Yes, Dear Alter Ego, I may confidently resume my night flight over troubled waters with You as
my copilot, or, if You wish, as back seat driver peering over my shoulder. And if we plunge into
the ocean, it will be a familiar place for me. In fact, I became dimly aware of my fantastic
oceanic Task when I was in grammar school. I wrote a little story about it. The plot was simple.

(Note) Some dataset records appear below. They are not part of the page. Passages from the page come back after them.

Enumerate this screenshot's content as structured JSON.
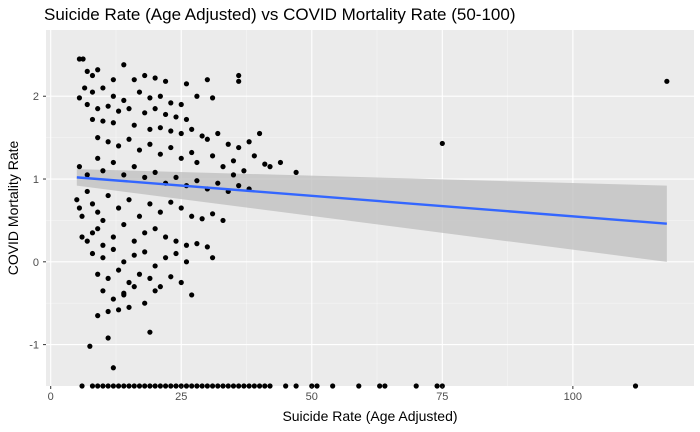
{
  "chart_data": {
    "type": "scatter",
    "title": "Suicide Rate (Age Adjusted) vs COVID Mortality Rate (50-100)",
    "xlabel": "Suicide Rate (Age Adjusted)",
    "ylabel": "COVID Mortality Rate",
    "xlim": [
      -0.9,
      123.2
    ],
    "ylim": [
      -1.5,
      2.8
    ],
    "x_ticks": [
      0,
      25,
      50,
      75,
      100
    ],
    "y_ticks": [
      -1,
      0,
      1,
      2
    ],
    "grid": true,
    "legend": "none",
    "colors": {
      "panel": "#ebebeb",
      "grid_major": "#ffffff",
      "points": "#000000",
      "trend_line": "#3366ff",
      "confidence_band": "#bdbdbd"
    },
    "trend_line": {
      "x": [
        5,
        118
      ],
      "y": [
        1.02,
        0.46
      ],
      "band_upper": [
        1.12,
        0.92
      ],
      "band_lower": [
        0.92,
        0.0
      ]
    },
    "series": [
      {
        "points": [
          [
            5.5,
            2.45
          ],
          [
            6.2,
            2.45
          ],
          [
            7,
            2.3
          ],
          [
            8,
            2.25
          ],
          [
            9,
            2.32
          ],
          [
            12,
            2.2
          ],
          [
            14,
            2.38
          ],
          [
            16,
            2.2
          ],
          [
            18,
            2.25
          ],
          [
            20,
            2.22
          ],
          [
            22,
            2.18
          ],
          [
            26,
            2.15
          ],
          [
            30,
            2.2
          ],
          [
            36,
            2.25
          ],
          [
            36,
            2.18
          ],
          [
            5.5,
            1.98
          ],
          [
            6.5,
            2.1
          ],
          [
            8,
            2.05
          ],
          [
            10,
            2.1
          ],
          [
            12,
            2.0
          ],
          [
            14,
            1.95
          ],
          [
            17,
            2.05
          ],
          [
            19,
            1.98
          ],
          [
            21,
            2.0
          ],
          [
            23,
            1.92
          ],
          [
            25,
            1.9
          ],
          [
            28,
            2.0
          ],
          [
            31,
            1.98
          ],
          [
            7,
            1.9
          ],
          [
            9,
            1.85
          ],
          [
            11,
            1.88
          ],
          [
            13,
            1.82
          ],
          [
            15,
            1.85
          ],
          [
            18,
            1.8
          ],
          [
            20,
            1.85
          ],
          [
            22,
            1.78
          ],
          [
            24,
            1.75
          ],
          [
            26,
            1.72
          ],
          [
            8,
            1.72
          ],
          [
            10,
            1.7
          ],
          [
            12,
            1.68
          ],
          [
            16,
            1.65
          ],
          [
            19,
            1.6
          ],
          [
            21,
            1.62
          ],
          [
            23,
            1.58
          ],
          [
            25,
            1.55
          ],
          [
            27,
            1.6
          ],
          [
            29,
            1.52
          ],
          [
            30,
            1.48
          ],
          [
            32,
            1.55
          ],
          [
            34,
            1.42
          ],
          [
            36,
            1.38
          ],
          [
            38,
            1.45
          ],
          [
            40,
            1.55
          ],
          [
            9,
            1.5
          ],
          [
            11,
            1.45
          ],
          [
            13,
            1.4
          ],
          [
            15,
            1.48
          ],
          [
            17,
            1.35
          ],
          [
            19,
            1.42
          ],
          [
            21,
            1.3
          ],
          [
            23,
            1.38
          ],
          [
            25,
            1.25
          ],
          [
            27,
            1.32
          ],
          [
            28,
            1.2
          ],
          [
            31,
            1.28
          ],
          [
            33,
            1.15
          ],
          [
            35,
            1.22
          ],
          [
            37,
            1.1
          ],
          [
            39,
            1.28
          ],
          [
            41,
            1.18
          ],
          [
            42,
            1.15
          ],
          [
            44,
            1.2
          ],
          [
            47,
            1.08
          ],
          [
            5.5,
            1.15
          ],
          [
            7,
            1.05
          ],
          [
            9,
            1.25
          ],
          [
            10,
            1.1
          ],
          [
            12,
            1.2
          ],
          [
            14,
            1.05
          ],
          [
            16,
            1.15
          ],
          [
            18,
            1.02
          ],
          [
            20,
            1.08
          ],
          [
            22,
            0.95
          ],
          [
            24,
            1.02
          ],
          [
            26,
            0.92
          ],
          [
            28,
            0.98
          ],
          [
            30,
            0.88
          ],
          [
            32,
            0.95
          ],
          [
            34,
            0.85
          ],
          [
            36,
            0.92
          ],
          [
            38,
            0.88
          ],
          [
            35,
            1.05
          ],
          [
            5,
            0.75
          ],
          [
            5.5,
            0.65
          ],
          [
            6,
            0.55
          ],
          [
            7,
            0.85
          ],
          [
            8,
            0.7
          ],
          [
            9,
            0.6
          ],
          [
            10,
            0.5
          ],
          [
            11,
            0.8
          ],
          [
            13,
            0.65
          ],
          [
            15,
            0.75
          ],
          [
            17,
            0.55
          ],
          [
            19,
            0.7
          ],
          [
            21,
            0.6
          ],
          [
            23,
            0.72
          ],
          [
            25,
            0.65
          ],
          [
            27,
            0.55
          ],
          [
            29,
            0.52
          ],
          [
            31,
            0.58
          ],
          [
            33,
            0.5
          ],
          [
            6,
            0.3
          ],
          [
            7,
            0.25
          ],
          [
            8,
            0.35
          ],
          [
            9,
            0.4
          ],
          [
            10,
            0.2
          ],
          [
            12,
            0.3
          ],
          [
            14,
            0.45
          ],
          [
            16,
            0.25
          ],
          [
            18,
            0.35
          ],
          [
            20,
            0.4
          ],
          [
            22,
            0.3
          ],
          [
            24,
            0.25
          ],
          [
            26,
            0.2
          ],
          [
            28,
            0.22
          ],
          [
            30,
            0.18
          ],
          [
            31,
            0.05
          ],
          [
            8,
            0.1
          ],
          [
            10,
            0.05
          ],
          [
            12,
            0.15
          ],
          [
            14,
            0.0
          ],
          [
            16,
            0.08
          ],
          [
            18,
            0.12
          ],
          [
            20,
            -0.05
          ],
          [
            22,
            0.05
          ],
          [
            24,
            0.1
          ],
          [
            26,
            0.0
          ],
          [
            9,
            -0.15
          ],
          [
            11,
            -0.2
          ],
          [
            13,
            -0.1
          ],
          [
            15,
            -0.25
          ],
          [
            17,
            -0.15
          ],
          [
            19,
            -0.2
          ],
          [
            21,
            -0.3
          ],
          [
            23,
            -0.18
          ],
          [
            25,
            -0.25
          ],
          [
            27,
            -0.4
          ],
          [
            10,
            -0.35
          ],
          [
            12,
            -0.45
          ],
          [
            14,
            -0.4
          ],
          [
            16,
            -0.3
          ],
          [
            18,
            -0.5
          ],
          [
            20,
            -0.35
          ],
          [
            11,
            -0.6
          ],
          [
            13,
            -0.58
          ],
          [
            15,
            -0.55
          ],
          [
            14,
            -0.38
          ],
          [
            19,
            -0.85
          ],
          [
            9,
            -0.65
          ],
          [
            7.5,
            -1.02
          ],
          [
            11,
            -0.92
          ],
          [
            12,
            -1.28
          ],
          [
            75,
            1.43
          ],
          [
            118,
            2.18
          ],
          [
            6,
            -1.5
          ],
          [
            8,
            -1.5
          ],
          [
            9,
            -1.5
          ],
          [
            10,
            -1.5
          ],
          [
            11,
            -1.5
          ],
          [
            12,
            -1.5
          ],
          [
            13,
            -1.5
          ],
          [
            14,
            -1.5
          ],
          [
            15,
            -1.5
          ],
          [
            16,
            -1.5
          ],
          [
            17,
            -1.5
          ],
          [
            18,
            -1.5
          ],
          [
            19,
            -1.5
          ],
          [
            20,
            -1.5
          ],
          [
            21,
            -1.5
          ],
          [
            22,
            -1.5
          ],
          [
            23,
            -1.5
          ],
          [
            24,
            -1.5
          ],
          [
            25,
            -1.5
          ],
          [
            26,
            -1.5
          ],
          [
            27,
            -1.5
          ],
          [
            28,
            -1.5
          ],
          [
            29,
            -1.5
          ],
          [
            30,
            -1.5
          ],
          [
            31,
            -1.5
          ],
          [
            32,
            -1.5
          ],
          [
            33,
            -1.5
          ],
          [
            34,
            -1.5
          ],
          [
            35,
            -1.5
          ],
          [
            36,
            -1.5
          ],
          [
            37,
            -1.5
          ],
          [
            38,
            -1.5
          ],
          [
            39,
            -1.5
          ],
          [
            40,
            -1.5
          ],
          [
            41,
            -1.5
          ],
          [
            42,
            -1.5
          ],
          [
            45,
            -1.5
          ],
          [
            47,
            -1.5
          ],
          [
            50,
            -1.5
          ],
          [
            51,
            -1.5
          ],
          [
            54,
            -1.5
          ],
          [
            59,
            -1.5
          ],
          [
            63,
            -1.5
          ],
          [
            64,
            -1.5
          ],
          [
            70,
            -1.5
          ],
          [
            74,
            -1.5
          ],
          [
            75,
            -1.5
          ],
          [
            112,
            -1.5
          ]
        ]
      }
    ]
  }
}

Once upon a time, I am a hero. I take a deep breath, dive into the ocean, and swim to the bottom
where I find a cave. I enter the cave and find a pocket of air. I discover a secret object in the
A Dark View in General  
 
cave. When I bring it to the surface, the world is saved: The End. May I mention now the cheers
and applause?

In the memory of my childish fantasy, I shall still perform the Task but with all due respect for
adult futility. In this absurd endeavor, I might glean my fate fully well, even knowing that the
world is surd as far as I’m concerned, or find some clue by which I might discover the way out
of this labyrinth created by the same inventor who designed the wings for my night flight. Would
not foreknowledge of my fate satisfy my curiosity over whether to be or not to be, by placing the
matter in other hands? Strange as it seems, I must know what my fate is before I look for it. I
must have at least some idea of what I am seeking before I search for it. Perhaps in the heights of
the air or the depths of the water I already know my fate.

Therefore I must continue to drift down discursive streams until my excursions are exhausted. I
hope that You will tag along indefinitely, for my sake if not for yours.